10. Key Takeaways: What We Know and What We Don’t
- Trump declared the U.S. will “dig up and remove” Iran’s buried enriched uranium, citing B-2 bomber strikes on Fordow, Natanz, and Isfahan in June 2025. He said Iran agreed to no more uranium enrichment.
- Iran has not confirmed any of this. Its publicly circulated 10-point plan (in Farsi) includes “acceptance of enrichment.” The gap between both sides’ stated positions is large.
- The uranium is real and substantial: approximately 441 kg of 60%-enriched uranium existed before the strikes — potentially enough for 9–10 nuclear weapons if further enriched.
- The IAEA cannot verify anything: Iran has blocked inspectors from bombed facilities since June 2025. The IAEA has “lost continuity of knowledge” about the stockpile’s current location and status.
- The most likely intact storage site is Isfahan’s underground tunnel complex — which satellite analysis suggests survived the June strikes largely undamaged. Iran appears to have moved uranium there before the bombing.

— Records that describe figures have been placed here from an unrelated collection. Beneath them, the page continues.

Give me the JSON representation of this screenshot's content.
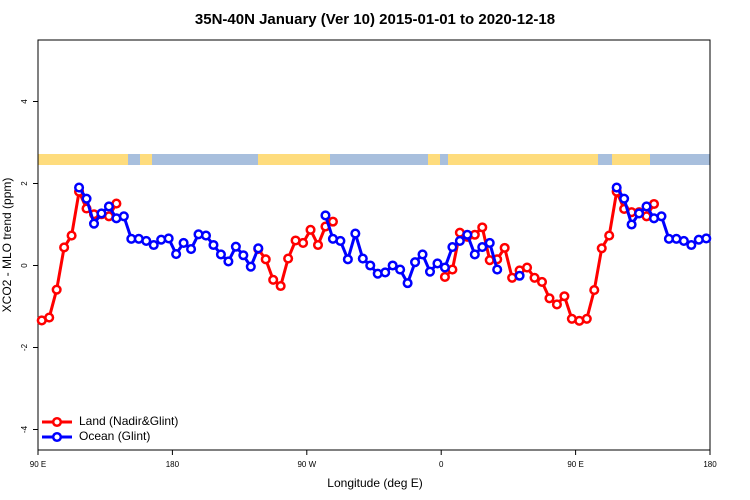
{
  "chart_data": {
    "type": "line",
    "title": "35N-40N January (Ver 10)   2015-01-01 to 2020-12-18",
    "xlabel": "Longitude (deg E)",
    "ylabel": "XCO2 - MLO trend (ppm)",
    "x": [
      92.5,
      97.5,
      102.5,
      107.5,
      112.5,
      117.5,
      122.5,
      127.5,
      132.5,
      137.5,
      142.5,
      147.5,
      152.5,
      157.5,
      162.5,
      167.5,
      172.5,
      177.5,
      182.5,
      187.5,
      192.5,
      197.5,
      202.5,
      207.5,
      212.5,
      217.5,
      222.5,
      227.5,
      232.5,
      237.5,
      242.5,
      247.5,
      252.5,
      257.5,
      262.5,
      267.5,
      272.5,
      277.5,
      282.5,
      287.5,
      292.5,
      297.5,
      302.5,
      307.5,
      312.5,
      317.5,
      322.5,
      327.5,
      332.5,
      337.5,
      342.5,
      347.5,
      352.5,
      357.5,
      362.5,
      367.5,
      372.5,
      377.5,
      382.5,
      387.5,
      392.5,
      397.5,
      402.5,
      407.5,
      412.5,
      417.5,
      422.5,
      427.5,
      432.5,
      437.5,
      442.5,
      447.5,
      452.5,
      457.5,
      462.5,
      467.5,
      472.5,
      477.5,
      482.5,
      487.5,
      492.5,
      497.5,
      502.5,
      507.5,
      512.5,
      517.5,
      522.5,
      527.5,
      532.5,
      537.5
    ],
    "series": [
      {
        "name": "Land (Nadir&Glint)",
        "color": "#ff0000",
        "values": [
          -1.34,
          -1.27,
          -0.59,
          0.44,
          0.73,
          1.8,
          1.39,
          1.25,
          1.25,
          1.2,
          1.51,
          null,
          null,
          null,
          null,
          null,
          null,
          null,
          null,
          null,
          null,
          null,
          null,
          null,
          null,
          null,
          null,
          null,
          null,
          0.4,
          0.15,
          -0.35,
          -0.5,
          0.17,
          0.61,
          0.55,
          0.87,
          0.5,
          0.95,
          1.07,
          null,
          null,
          null,
          null,
          null,
          null,
          null,
          null,
          null,
          null,
          null,
          null,
          null,
          null,
          -0.28,
          -0.1,
          0.8,
          0.7,
          0.75,
          0.93,
          0.13,
          0.15,
          0.43,
          -0.3,
          -0.12,
          -0.05,
          -0.3,
          -0.4,
          -0.8,
          -0.95,
          -0.75,
          -1.3,
          -1.35,
          -1.3,
          -0.6,
          0.42,
          0.73,
          1.8,
          1.38,
          1.3,
          1.3,
          1.2,
          1.5,
          null,
          null,
          null,
          null,
          null,
          null,
          null
        ]
      },
      {
        "name": "Ocean (Glint)",
        "color": "#0000ff",
        "values": [
          null,
          null,
          null,
          null,
          null,
          1.9,
          1.63,
          1.02,
          1.27,
          1.44,
          1.15,
          1.2,
          0.65,
          0.65,
          0.6,
          0.5,
          0.63,
          0.66,
          0.28,
          0.55,
          0.4,
          0.76,
          0.73,
          0.5,
          0.27,
          0.1,
          0.46,
          0.25,
          -0.03,
          0.42,
          null,
          null,
          null,
          null,
          null,
          null,
          null,
          null,
          1.22,
          0.65,
          0.6,
          0.15,
          0.78,
          0.17,
          0.0,
          -0.2,
          -0.17,
          0.0,
          -0.1,
          -0.43,
          0.08,
          0.27,
          -0.15,
          0.05,
          -0.05,
          0.45,
          0.6,
          0.75,
          0.27,
          0.45,
          0.55,
          -0.1,
          null,
          null,
          -0.25,
          null,
          null,
          null,
          null,
          null,
          null,
          null,
          null,
          null,
          null,
          null,
          null,
          1.9,
          1.63,
          1.0,
          1.27,
          1.44,
          1.15,
          1.2,
          0.65,
          0.65,
          0.6,
          0.5,
          0.63,
          0.66
        ]
      }
    ],
    "xlim": [
      90,
      540
    ],
    "xticks": [
      {
        "value": 90,
        "label": "90 E"
      },
      180,
      {
        "value": 270,
        "label": "90 W"
      },
      {
        "value": 360,
        "label": "0"
      },
      {
        "value": 450,
        "label": "90 E"
      },
      {
        "value": 540,
        "label": "180"
      }
    ],
    "ylim": [
      -4.5,
      5.5
    ],
    "yticks": [
      -4,
      -2,
      0,
      2,
      4
    ],
    "legend": "bottom-left"
  }
}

- Defense Secretary Hegseth gave Iran an ultimatum: hand over the material voluntarily, or the U.S. “reserves the opportunity” to take further action.
- The Islamabad talks on April 10 will be the first real test of whether Iran’s silence on uranium removal reflects quiet acceptance or calculated ambiguity before negotiations.
The phrase “dig up” sounds simple. The reality — technically, diplomatically, and legally — is anything but. Removing hundreds of kilograms of highly enriched uranium from bombed underground facilities on foreign soil, with international verification, no existing legal framework, and a country that hasn’t confirmed it agreed — is one of the most complex denuclearization challenges ever attempted.
Whether Trump’s claim reflects a genuine concession extracted from Iran’s new leadership, or a maximalist opening position before the real negotiations begin in Islamabad, is the central question that April 10 will begin to answer.